The teachers militantly recalled the past victories of their class, from the distant battles of striking class struggle coal miners who defied both union bureaucrats and capitalist laws to emerge victorious in wildcat strikes almost a century ago to the unprecedented recent mobilization of five million women and their allies in Washington, D.C., and across the country who repudiated President Trump’s virulent sexism, racism, and homophobia. The fact that two-thirds of the striking teachers are women was not lost on anyone aware of the fact that working women today suffer from a generalized and systematic across-the-board discrimination in capitalist America.

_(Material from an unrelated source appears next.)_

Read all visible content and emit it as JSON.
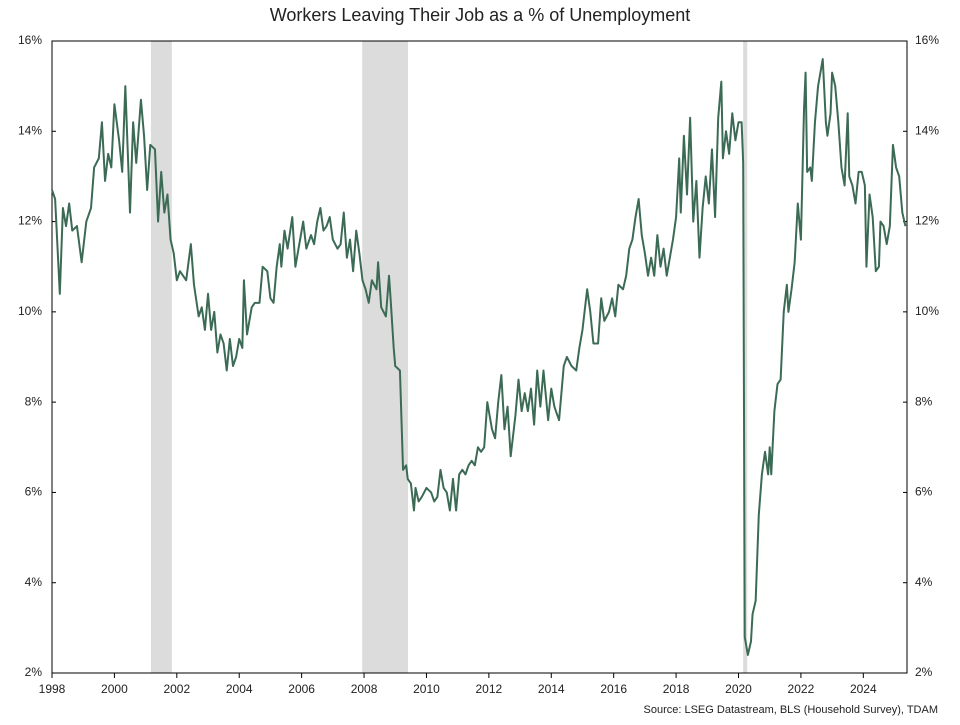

The emergence of women as central strike leaders served notice that the ongoing fight for women’s’ equality is sinking sunk deep roots in the workers’ movement.
Door opened to era of militant trade unionism
The teacher strikers served notice on AFT and NEA misleaders that they were fully capable of organizing themselves to defy moves to “settle” their struggles short of victory—that is, short of the unqualified acceptance by the powers that be of their central demands. Repeated calls by frightened and concession-minded union officials to end the strike and return to work were openly defied and accompanied by teachers’ threats to quit the union should it stand in the way of victory.

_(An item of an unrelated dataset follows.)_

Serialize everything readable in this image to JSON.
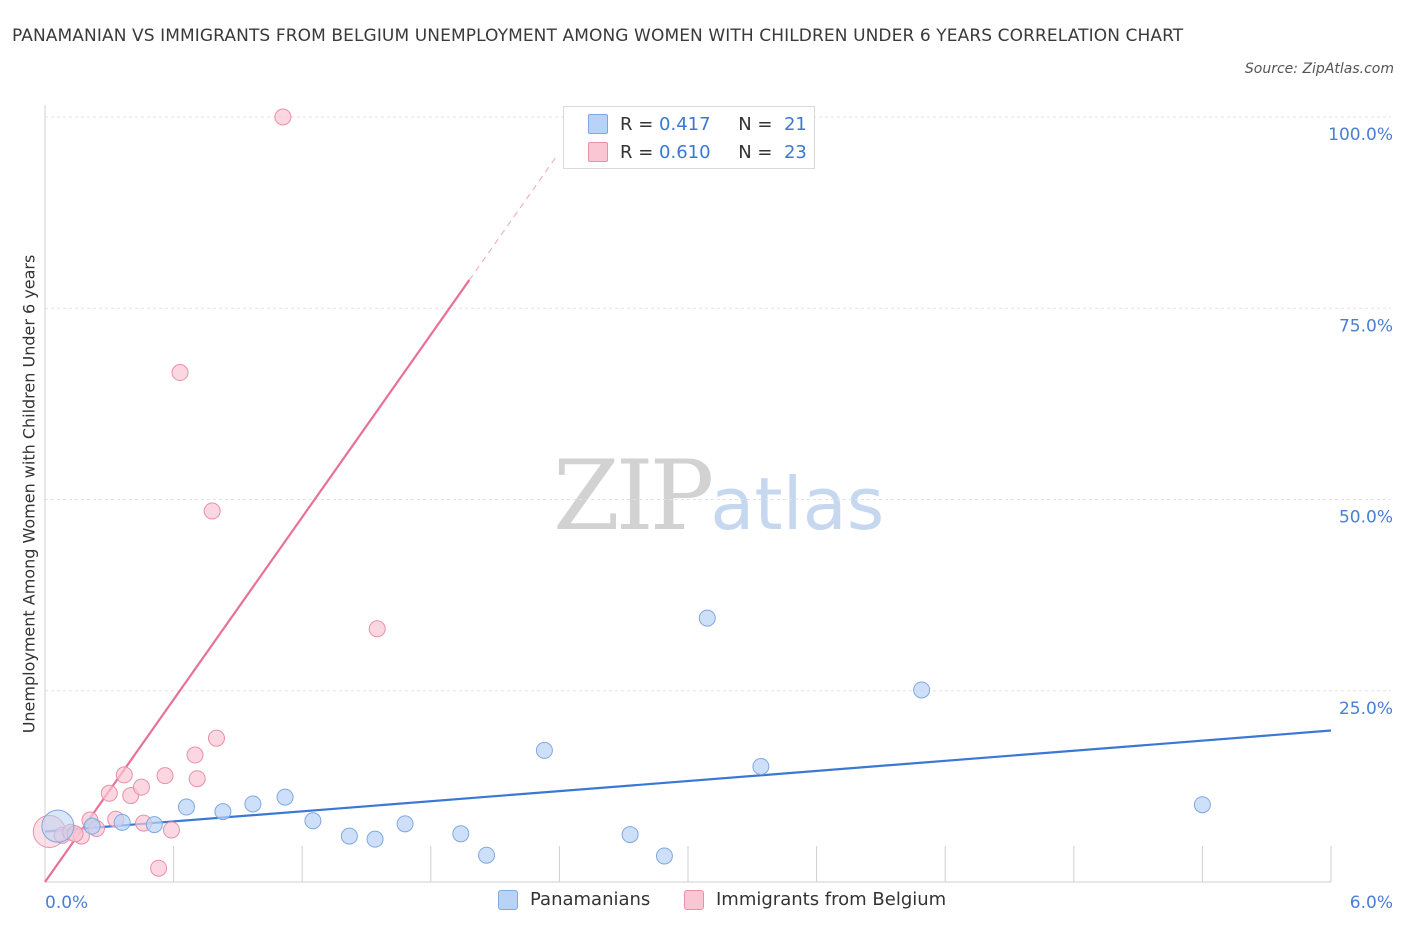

While we have no data on the number of striking teachers who have actually left the NEA and AFT, likely just a tiny percentage, the rank and file’s defiance of their misleaders’ acts of capitulation is a sure sign that the future bodes well for the emergence of a new and militant leadership in the arena of teacher and public-employee unionism, not to mention in the highly bureaucratized trade-union movement more generally. The same and more can be said with regard to the vast numbers of workers who have no unions at all, almost 90 percent of the workforce.
As opposed to the snail’s pace of “union organizing” that is at best contemplated by the present bureaucracy, the striking teachers gave testimony to the capacity of workers everywhere to seize the moment and surge onto the stage of history to fundamentally transform the present unions, significantly alter the relationship of class forces, and establish new institutions and relationships aimed at realizing their hopes and dreams for a better life. Teachers and their new allies stormed the heavens to do so. They contributed massively to opening a new page in labor history.
Indeed, any serious study of this history reveals that massive and independent rank-and-file explosions of worker militancy and union organizing in the face of ruling-class arrogance, exploitation, and violence has always been key to taking the next giant step forward for all workers and for all struggling humanity.